Figure 4.

TRPC5 promotes the motility and filopodia formation in gastrointestinal cancer cells. (A) Schematic representation of the movement trajectory in MKN-45 and DLD-1 cells treated with ML-204 (8 μM). (B) Representative bright-field images of MKN-45 and DLD-1 cells after treatment with ML-204 (8 μM). Scale bar: 300 μm. (C) TRPC5 protein-protein interaction network based on the TRIP database. (D) Representative MYO10 immunofluorescence (IF) staining in MKN-45 and DLD-1 cells following treatment with ML-204 (2, 4, and 8 μM) (blue: nuclei, red: MYO10, green: F-actin).

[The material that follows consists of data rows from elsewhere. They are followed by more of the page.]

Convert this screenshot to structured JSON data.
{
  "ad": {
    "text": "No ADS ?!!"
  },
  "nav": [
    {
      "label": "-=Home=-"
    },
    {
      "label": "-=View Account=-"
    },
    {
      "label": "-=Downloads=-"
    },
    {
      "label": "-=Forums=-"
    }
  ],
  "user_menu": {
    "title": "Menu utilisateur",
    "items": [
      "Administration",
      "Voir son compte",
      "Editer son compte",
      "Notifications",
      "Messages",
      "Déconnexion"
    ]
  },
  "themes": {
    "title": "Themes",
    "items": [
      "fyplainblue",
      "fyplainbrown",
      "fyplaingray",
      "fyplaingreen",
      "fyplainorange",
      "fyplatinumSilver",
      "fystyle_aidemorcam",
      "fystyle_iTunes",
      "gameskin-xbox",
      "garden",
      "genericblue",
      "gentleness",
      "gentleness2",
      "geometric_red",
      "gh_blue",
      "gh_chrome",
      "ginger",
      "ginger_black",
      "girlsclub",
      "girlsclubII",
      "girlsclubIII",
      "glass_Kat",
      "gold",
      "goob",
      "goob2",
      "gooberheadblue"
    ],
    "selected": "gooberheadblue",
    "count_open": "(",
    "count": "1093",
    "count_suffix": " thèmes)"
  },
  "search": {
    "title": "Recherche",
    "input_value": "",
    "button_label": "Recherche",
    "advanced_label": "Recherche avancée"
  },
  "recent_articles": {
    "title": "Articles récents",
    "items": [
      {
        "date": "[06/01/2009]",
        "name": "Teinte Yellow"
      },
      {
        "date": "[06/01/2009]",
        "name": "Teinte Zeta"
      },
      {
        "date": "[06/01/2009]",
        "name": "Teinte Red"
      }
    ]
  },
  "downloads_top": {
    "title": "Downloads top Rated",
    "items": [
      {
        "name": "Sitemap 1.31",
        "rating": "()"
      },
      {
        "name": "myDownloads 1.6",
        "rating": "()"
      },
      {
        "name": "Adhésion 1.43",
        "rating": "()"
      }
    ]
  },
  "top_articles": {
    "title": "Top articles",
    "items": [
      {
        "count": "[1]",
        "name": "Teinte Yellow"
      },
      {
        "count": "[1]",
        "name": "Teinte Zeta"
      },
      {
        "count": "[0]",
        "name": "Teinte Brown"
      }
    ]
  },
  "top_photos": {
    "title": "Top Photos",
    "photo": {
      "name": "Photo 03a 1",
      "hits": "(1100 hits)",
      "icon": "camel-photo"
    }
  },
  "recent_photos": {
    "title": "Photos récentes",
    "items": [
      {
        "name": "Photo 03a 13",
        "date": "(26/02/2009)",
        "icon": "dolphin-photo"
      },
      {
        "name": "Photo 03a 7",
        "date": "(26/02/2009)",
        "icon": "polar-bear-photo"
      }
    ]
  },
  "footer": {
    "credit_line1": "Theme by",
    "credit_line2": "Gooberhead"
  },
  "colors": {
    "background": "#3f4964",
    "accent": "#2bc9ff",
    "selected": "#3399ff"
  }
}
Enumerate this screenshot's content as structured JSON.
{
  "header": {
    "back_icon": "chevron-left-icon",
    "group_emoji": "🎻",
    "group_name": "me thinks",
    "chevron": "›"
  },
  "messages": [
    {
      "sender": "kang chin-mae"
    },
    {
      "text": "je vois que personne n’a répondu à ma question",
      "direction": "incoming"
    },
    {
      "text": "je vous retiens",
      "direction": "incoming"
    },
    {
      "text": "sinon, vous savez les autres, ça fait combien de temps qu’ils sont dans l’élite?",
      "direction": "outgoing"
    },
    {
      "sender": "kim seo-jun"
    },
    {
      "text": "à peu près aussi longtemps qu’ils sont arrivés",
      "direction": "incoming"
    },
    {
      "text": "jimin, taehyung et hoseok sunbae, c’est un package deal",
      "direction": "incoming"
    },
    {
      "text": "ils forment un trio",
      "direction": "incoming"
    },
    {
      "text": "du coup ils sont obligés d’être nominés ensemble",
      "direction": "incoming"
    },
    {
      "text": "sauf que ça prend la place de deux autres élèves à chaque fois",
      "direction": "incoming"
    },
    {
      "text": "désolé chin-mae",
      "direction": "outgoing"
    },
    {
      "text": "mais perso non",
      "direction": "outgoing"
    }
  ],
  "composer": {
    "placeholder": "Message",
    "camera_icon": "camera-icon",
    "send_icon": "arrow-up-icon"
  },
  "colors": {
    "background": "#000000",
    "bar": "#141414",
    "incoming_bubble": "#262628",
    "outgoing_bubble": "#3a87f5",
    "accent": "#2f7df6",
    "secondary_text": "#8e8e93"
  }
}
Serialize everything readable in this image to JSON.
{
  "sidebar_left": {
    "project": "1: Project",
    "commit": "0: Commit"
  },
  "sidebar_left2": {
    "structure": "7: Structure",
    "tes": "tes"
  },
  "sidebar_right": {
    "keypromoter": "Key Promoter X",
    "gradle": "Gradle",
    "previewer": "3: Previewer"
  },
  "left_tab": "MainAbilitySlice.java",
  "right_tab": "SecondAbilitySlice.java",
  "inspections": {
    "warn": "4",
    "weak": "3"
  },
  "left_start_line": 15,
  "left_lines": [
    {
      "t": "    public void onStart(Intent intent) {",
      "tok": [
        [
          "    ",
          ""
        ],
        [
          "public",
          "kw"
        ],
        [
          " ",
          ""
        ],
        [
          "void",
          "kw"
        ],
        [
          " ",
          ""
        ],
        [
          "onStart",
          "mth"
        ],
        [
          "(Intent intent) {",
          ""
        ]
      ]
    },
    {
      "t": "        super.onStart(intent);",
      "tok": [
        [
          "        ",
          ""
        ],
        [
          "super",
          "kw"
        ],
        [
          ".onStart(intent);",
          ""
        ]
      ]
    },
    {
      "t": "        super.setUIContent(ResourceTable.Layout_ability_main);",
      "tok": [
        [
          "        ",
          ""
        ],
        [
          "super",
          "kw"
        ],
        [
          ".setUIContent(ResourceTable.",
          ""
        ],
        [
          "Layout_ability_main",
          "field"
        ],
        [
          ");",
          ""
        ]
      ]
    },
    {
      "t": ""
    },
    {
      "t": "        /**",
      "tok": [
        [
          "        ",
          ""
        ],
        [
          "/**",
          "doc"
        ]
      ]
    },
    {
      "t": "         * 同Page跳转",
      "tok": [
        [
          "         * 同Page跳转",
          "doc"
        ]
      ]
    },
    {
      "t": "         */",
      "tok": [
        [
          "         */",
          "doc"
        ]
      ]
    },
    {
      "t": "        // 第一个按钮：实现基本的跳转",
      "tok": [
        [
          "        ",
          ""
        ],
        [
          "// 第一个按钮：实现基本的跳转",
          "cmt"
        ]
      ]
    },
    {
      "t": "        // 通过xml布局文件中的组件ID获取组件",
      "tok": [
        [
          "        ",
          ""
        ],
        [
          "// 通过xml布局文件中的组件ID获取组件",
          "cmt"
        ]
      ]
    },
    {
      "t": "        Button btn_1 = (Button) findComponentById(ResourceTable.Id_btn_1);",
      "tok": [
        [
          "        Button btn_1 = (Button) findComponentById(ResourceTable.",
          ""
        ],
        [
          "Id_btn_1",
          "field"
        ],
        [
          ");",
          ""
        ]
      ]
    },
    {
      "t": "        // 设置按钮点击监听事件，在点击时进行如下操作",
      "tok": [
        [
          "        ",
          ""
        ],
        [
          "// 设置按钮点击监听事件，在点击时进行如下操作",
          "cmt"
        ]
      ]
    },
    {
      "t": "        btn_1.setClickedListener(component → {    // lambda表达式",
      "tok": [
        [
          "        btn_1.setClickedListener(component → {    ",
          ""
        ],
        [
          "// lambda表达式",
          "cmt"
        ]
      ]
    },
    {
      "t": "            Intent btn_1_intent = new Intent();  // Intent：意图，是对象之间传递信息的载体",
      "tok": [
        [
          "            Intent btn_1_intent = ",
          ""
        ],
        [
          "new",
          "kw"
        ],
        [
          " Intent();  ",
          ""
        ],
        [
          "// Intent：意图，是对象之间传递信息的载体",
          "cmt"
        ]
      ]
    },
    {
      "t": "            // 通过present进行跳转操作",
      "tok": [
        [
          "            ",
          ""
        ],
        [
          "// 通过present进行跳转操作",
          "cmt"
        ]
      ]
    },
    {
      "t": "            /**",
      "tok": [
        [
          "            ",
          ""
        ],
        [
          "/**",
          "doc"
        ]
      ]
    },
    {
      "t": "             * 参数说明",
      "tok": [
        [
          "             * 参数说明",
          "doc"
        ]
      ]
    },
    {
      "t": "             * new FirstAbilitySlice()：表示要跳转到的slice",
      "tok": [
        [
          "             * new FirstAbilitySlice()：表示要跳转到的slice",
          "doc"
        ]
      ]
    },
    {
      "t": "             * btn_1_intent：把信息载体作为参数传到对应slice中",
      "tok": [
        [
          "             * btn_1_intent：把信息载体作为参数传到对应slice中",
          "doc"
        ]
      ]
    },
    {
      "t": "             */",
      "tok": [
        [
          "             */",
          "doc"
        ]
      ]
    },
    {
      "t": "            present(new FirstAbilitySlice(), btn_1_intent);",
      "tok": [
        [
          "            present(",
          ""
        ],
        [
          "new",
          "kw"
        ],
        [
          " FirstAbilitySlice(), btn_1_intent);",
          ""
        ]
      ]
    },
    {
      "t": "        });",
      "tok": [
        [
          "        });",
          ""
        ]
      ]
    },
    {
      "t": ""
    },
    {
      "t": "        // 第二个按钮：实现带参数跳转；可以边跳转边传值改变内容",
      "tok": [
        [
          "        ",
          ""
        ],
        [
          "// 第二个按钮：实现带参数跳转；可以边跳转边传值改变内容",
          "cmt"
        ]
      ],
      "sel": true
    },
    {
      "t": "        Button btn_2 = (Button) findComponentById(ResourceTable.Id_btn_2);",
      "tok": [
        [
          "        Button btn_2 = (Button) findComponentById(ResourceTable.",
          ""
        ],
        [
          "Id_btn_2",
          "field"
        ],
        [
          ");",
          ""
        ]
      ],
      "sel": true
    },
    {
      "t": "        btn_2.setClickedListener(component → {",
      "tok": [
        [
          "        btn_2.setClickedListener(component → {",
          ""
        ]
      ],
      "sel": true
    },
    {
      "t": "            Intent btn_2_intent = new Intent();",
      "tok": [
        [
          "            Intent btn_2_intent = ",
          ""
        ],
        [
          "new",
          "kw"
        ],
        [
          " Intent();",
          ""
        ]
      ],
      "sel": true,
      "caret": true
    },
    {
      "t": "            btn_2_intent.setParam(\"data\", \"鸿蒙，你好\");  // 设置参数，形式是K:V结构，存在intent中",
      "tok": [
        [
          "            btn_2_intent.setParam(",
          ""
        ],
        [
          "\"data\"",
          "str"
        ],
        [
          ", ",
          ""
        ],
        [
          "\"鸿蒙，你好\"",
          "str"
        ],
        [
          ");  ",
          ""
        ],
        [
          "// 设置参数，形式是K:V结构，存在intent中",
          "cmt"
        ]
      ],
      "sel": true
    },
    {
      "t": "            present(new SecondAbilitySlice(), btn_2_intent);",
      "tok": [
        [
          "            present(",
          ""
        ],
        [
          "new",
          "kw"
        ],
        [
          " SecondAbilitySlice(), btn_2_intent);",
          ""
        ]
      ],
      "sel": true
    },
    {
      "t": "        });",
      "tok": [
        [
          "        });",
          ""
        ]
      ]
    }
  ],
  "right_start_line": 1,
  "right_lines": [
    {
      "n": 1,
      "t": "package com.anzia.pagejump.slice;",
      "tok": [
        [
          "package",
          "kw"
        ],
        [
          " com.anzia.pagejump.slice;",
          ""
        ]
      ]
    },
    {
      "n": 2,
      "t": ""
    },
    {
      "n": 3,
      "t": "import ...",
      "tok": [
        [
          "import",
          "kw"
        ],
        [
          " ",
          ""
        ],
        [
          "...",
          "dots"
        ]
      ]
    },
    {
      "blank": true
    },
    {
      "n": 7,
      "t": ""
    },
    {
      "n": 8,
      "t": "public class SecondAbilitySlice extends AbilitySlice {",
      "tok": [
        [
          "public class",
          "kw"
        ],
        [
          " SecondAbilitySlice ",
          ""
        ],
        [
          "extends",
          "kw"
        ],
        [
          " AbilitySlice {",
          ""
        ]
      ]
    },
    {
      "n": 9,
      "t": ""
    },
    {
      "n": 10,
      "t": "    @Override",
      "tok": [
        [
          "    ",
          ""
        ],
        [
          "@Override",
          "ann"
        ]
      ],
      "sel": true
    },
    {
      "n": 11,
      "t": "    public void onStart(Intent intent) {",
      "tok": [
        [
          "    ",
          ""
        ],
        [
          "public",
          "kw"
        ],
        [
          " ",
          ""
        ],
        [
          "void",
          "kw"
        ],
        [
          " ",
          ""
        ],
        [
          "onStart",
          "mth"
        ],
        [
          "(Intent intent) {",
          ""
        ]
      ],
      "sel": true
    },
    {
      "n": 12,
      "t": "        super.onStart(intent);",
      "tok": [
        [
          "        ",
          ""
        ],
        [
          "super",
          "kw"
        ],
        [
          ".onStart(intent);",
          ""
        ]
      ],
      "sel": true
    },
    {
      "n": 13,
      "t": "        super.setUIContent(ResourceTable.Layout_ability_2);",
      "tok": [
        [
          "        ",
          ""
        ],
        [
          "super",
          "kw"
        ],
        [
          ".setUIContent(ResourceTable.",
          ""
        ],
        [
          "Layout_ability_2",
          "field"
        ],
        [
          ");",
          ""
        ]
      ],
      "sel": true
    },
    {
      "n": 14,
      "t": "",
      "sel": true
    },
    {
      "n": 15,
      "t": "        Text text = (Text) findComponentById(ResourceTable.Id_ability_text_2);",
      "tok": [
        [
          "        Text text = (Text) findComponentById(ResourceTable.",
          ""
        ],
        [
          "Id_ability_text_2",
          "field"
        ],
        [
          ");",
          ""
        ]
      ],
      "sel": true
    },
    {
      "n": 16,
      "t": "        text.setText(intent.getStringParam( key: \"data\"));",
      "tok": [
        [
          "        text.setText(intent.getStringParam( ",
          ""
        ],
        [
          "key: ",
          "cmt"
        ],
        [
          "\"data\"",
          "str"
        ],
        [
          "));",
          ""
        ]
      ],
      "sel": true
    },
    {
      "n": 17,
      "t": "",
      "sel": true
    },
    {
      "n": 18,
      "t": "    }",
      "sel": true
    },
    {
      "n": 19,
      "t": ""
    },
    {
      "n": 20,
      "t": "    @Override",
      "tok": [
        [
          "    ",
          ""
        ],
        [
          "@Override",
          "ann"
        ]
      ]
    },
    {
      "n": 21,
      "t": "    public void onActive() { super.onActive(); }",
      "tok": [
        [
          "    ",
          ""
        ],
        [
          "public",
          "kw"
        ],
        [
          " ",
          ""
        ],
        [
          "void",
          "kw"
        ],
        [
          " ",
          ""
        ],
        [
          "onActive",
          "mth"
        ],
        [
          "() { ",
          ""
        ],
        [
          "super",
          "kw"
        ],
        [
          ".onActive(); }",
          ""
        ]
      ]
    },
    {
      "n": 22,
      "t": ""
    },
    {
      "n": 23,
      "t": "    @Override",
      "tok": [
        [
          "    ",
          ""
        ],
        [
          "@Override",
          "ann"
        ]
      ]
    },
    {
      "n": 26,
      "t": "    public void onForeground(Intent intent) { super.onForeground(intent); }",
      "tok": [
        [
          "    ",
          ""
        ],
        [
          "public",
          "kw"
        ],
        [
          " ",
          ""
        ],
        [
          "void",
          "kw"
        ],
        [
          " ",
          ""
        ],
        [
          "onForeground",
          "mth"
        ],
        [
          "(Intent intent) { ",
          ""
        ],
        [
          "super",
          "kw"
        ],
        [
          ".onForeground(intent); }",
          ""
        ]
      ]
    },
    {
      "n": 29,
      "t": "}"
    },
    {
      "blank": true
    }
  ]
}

Scale bar: 20 μm. (E) Quantification of MYO10-positive filopodia in MKN-45 and DLD-1 cells treated with ML-204 (2, 4, and 8 μM). Data are expressed as means ± SD, *P < 0.05, **P < 0.01, ***P < 0.001 (vs. DMSO group). (F, G) Immunoblot analysis of RhoA, Rac1/2/3, and CDC42 expression in MKN-45 and DLD-1 cells after ML-204 treatment (2, 4, and 8 μM). Data are expressed as means ± SD, *P < 0.05, **P < 0.01, ***P < 0.001 (vs. DMSO group). (H) Representative MYO10 IF staining in MKN-45 and DLD-1 cells in WT and TRPC5 knockout groups (blue: nuclei, red: MYO10, green: F-actin). Scale bar: 20 μm. (I) Quantification of MYO10-positive filopodia in WT and TRPC5 knockout MKN-45 and DLD-1 cells. Data are expressed as means ± SD, **P < 0.01 (vs. WT group).